薄いブルーのジャケットに、白いTシャツ。黒髪と不思議な色の瞳。
その目が、冷たく光っている。
「迎えに来たよ」
颯太はテーブルの脇に立つと、一見優しい眼差しを翠に注ぐ。
「……ご主人?」
大翔が驚いた顔をして、翠に尋ねる。
「……そうなの。迎えに来てって、お願いしてたんだ」
翠は戸惑いながらも、そう繕った。
「そうか。いい時間だもんな」
大翔は腕時計を見て、そう言った。
「俺もこれから、奥さんの会社まで迎えに行くことになってるんだ」
それから颯太に向かって「すみません、奥さんを食事に誘って。
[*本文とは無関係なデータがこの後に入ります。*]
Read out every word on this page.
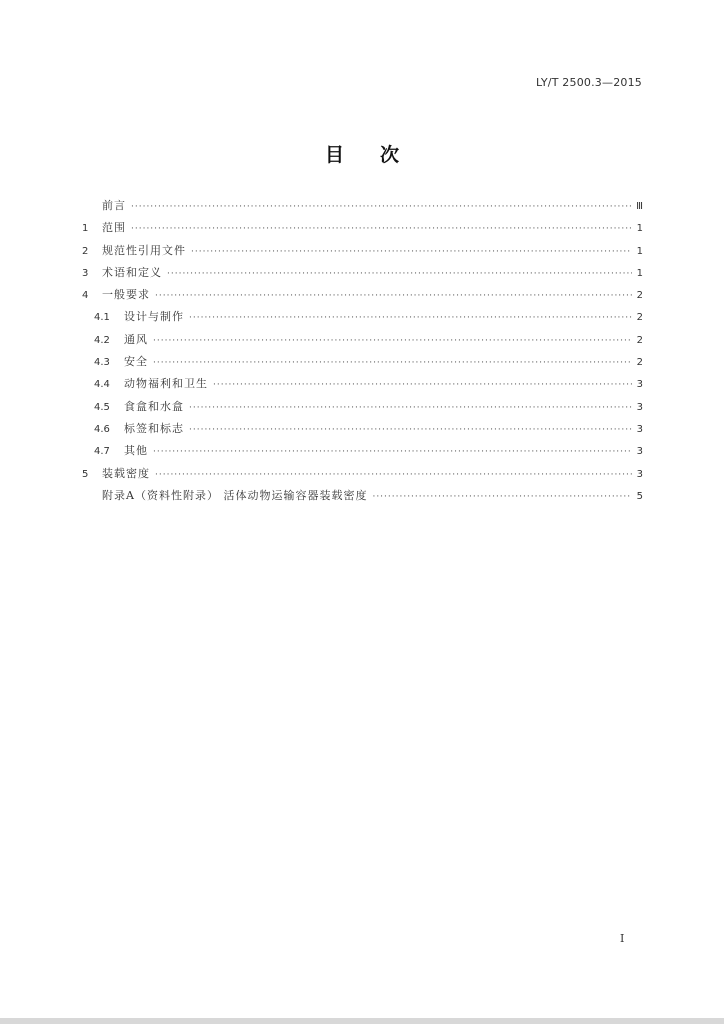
LY/T 2500.3—2015
目次
前言 ·····	Ⅲ
1	范围 ·····	1
2	规范性引用文件 ·····	1
3	术语和定义 ·····	1
4	一般要求 ·····	2
4.1	设计与制作 ·····	2
4.2	通风 ·····	2
4.3	安全 ·····	2
4.4	动物福利和卫生 ·····	3
4.5	食盒和水盒 ·····	3
4.6	标签和标志 ·····	3
4.7	其他 ·····	3
5	装载密度 ·····	3
附录A（资料性附录） 活体动物运输容器装载密度 ·····	5
I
昔の友達なので、懐かしくて」
「いえ、いいですよ。柴田さんの話は、妻からも聞いていますから」
颯太は翠のむき出しの肩に手を置いた。
「じゃあ、行こうか」
颯太は翠の分の支払いを済ませると、翠を立ち上がらせた。
待って。
もっと大翔から聞きたいの。
別れを言い出したときの、私のことを。
翠は必死に目で訴えたが、颯太は気付かぬふりをする。
「いい、旦那さんだな」
別れ際、大翔が言った。「幸せにな」
「……うん。あなたも」
翠はそう言って、レストランを後にした。